Despite the expansion of organic rice farming and consumer demand, the domestic supply of organic rice is lagging behind domestic demand with rice imports covering one-fifth of the total U.S. demand for organic rice. This creates a comparative disadvantage in organic rice production in contrast with the strong global competitiveness of non-organic U.S. rice production.
This comparative disadvantage could be a result of several reasons, including a lack of information about organic rice farmers’ profitability and consumers' perception on organic rice attributes, high entry farm costs from organic protocol requirements, and a perception of high risk by farmers due to a shortage of technical details about organic rice production. Little is known about supply challenges in the scientific literature for U.S. organic rice.

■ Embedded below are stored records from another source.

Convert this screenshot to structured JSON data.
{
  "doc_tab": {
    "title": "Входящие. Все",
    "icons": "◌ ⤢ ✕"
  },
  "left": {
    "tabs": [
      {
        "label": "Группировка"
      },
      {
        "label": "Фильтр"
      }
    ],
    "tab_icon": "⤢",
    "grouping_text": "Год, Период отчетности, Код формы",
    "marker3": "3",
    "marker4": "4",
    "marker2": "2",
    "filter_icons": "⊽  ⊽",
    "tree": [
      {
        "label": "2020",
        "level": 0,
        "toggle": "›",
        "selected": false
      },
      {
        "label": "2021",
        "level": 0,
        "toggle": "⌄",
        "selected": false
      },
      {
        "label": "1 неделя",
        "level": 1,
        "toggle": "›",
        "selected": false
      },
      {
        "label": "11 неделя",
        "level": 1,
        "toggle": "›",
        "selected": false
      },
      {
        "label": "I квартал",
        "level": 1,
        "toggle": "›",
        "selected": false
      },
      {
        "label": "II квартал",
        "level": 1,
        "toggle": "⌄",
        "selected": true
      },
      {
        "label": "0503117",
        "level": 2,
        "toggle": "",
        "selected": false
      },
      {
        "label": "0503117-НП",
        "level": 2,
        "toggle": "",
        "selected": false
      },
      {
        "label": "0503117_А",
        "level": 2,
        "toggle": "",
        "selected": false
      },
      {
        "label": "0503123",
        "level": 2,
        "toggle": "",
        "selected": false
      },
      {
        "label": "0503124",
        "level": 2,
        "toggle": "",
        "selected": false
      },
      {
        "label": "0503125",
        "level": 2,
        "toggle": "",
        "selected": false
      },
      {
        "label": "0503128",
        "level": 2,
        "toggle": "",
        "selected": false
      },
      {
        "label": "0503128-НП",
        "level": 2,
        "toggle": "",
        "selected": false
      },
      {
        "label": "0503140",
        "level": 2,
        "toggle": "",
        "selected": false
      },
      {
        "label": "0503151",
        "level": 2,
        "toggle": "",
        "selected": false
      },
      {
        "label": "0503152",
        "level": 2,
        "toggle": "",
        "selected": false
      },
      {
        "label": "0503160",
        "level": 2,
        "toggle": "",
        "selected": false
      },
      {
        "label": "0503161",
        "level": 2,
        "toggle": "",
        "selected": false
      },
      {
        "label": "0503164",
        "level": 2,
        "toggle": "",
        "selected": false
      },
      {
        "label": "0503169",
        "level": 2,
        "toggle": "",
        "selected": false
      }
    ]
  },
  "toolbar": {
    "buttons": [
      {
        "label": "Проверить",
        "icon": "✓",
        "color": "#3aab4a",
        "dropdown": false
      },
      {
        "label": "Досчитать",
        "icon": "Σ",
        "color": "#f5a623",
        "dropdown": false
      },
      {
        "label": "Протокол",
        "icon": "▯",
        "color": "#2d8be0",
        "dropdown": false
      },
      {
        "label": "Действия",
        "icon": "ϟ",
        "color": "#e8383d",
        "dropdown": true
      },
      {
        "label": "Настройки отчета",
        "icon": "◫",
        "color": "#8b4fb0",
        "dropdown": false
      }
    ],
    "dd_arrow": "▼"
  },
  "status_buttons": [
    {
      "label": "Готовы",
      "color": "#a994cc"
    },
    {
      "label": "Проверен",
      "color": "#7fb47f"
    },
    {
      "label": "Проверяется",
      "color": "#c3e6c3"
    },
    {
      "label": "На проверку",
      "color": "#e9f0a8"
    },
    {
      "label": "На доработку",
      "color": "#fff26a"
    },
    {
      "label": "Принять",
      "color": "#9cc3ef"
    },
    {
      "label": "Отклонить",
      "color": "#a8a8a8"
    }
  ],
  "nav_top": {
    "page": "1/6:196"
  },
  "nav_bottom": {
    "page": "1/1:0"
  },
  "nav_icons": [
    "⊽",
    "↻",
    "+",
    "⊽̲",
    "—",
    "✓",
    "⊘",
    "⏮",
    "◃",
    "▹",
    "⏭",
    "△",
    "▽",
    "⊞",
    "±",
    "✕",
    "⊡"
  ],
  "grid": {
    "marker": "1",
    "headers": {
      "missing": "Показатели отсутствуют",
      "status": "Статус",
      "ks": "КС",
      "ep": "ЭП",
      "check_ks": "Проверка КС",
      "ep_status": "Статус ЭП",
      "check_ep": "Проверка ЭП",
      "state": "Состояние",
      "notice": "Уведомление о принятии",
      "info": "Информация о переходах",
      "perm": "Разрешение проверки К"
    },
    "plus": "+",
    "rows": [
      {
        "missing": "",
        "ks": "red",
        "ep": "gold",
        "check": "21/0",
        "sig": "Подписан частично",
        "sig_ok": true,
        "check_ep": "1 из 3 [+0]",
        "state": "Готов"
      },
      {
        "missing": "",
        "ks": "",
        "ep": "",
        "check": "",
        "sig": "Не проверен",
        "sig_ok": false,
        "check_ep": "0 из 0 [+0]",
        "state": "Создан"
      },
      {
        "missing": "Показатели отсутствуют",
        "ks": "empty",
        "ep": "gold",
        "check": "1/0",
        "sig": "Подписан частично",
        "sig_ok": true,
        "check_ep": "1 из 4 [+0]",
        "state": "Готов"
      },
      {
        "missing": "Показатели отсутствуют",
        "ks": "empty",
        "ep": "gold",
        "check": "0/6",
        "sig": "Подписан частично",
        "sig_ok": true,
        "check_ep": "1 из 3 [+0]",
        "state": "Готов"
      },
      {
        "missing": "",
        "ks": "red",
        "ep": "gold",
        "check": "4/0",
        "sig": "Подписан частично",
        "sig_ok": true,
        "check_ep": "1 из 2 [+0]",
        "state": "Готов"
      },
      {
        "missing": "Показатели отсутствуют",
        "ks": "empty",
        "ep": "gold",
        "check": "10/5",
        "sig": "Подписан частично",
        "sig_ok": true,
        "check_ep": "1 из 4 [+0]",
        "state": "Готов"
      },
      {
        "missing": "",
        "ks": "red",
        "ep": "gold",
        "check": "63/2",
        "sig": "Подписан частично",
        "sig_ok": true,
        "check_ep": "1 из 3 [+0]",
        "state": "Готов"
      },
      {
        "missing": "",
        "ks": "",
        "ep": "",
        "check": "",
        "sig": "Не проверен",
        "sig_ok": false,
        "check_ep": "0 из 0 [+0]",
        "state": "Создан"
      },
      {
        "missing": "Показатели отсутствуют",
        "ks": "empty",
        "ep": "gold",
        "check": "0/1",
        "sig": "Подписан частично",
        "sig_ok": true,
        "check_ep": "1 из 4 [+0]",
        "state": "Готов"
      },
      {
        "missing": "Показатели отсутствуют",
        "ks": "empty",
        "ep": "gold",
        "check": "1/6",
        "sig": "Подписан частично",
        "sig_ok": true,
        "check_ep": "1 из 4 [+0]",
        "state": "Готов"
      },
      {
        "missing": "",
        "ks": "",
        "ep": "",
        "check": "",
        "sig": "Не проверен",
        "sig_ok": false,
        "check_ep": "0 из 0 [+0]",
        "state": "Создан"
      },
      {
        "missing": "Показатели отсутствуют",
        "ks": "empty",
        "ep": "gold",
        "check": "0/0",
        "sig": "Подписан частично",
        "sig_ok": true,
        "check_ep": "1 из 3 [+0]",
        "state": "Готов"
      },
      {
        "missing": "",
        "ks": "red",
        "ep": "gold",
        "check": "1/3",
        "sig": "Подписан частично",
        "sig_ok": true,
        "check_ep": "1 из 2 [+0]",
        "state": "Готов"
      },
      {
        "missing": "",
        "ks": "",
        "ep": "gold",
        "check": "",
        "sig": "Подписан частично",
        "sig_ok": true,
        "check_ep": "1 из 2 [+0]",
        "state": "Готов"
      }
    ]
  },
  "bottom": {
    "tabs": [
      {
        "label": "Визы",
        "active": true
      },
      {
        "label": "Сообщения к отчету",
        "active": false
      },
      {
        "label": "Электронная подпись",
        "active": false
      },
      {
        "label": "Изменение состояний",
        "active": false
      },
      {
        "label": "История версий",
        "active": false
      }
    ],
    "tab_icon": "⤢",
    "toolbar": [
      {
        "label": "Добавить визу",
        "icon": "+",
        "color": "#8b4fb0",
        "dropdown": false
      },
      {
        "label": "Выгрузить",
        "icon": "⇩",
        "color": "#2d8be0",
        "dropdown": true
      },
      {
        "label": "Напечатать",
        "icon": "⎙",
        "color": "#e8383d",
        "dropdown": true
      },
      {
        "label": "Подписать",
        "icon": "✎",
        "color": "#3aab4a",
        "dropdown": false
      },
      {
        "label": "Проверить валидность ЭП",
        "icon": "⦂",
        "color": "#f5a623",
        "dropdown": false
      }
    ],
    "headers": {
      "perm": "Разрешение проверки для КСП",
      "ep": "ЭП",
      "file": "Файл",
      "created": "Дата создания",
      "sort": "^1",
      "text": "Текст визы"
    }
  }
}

Growers, processors, retailers, and others across the supply chain do not know if domestic organic rice production in the U.S. can compete with foreign rice imports. Research is needed to determine if domestic organic rice production is competitive and sustainable, and what qualities consumers desire in the rice they eat.
This project aims to identify these challenges and disseminate the findings to support the development of policy and marketing strategies to help fostering the growth of the U.S. organic rice sector.
The University of Arkansas, in collaboration with The Organic Center and the University of California Cooperative Extension, was awarded nearly $500,000 through USDA’s Organic Research and Extension Institute (OREI) to help undertake a three-year project studying the challenges and opportunities for organic rice production and usage in the United States.
The results from this project will help U.S. organic rice supply chain actors (e.g., growers, processors/handlers, retailers, and traders) to make strategic decisions to improve their business success. The findings will also generate tools and information to help policymakers to initiate policies favoring the U.S. organic rice market resulting in increased social benefits.
This research will foster discussions with farmer focus groups and surveys, as well as studies of consumer behavior and attitudes concerning desired attributes of rice they buy and consume. Findings and results will be disseminated through interactive extension tools, presentations, and journal and newspaper publications, to reach target audiences.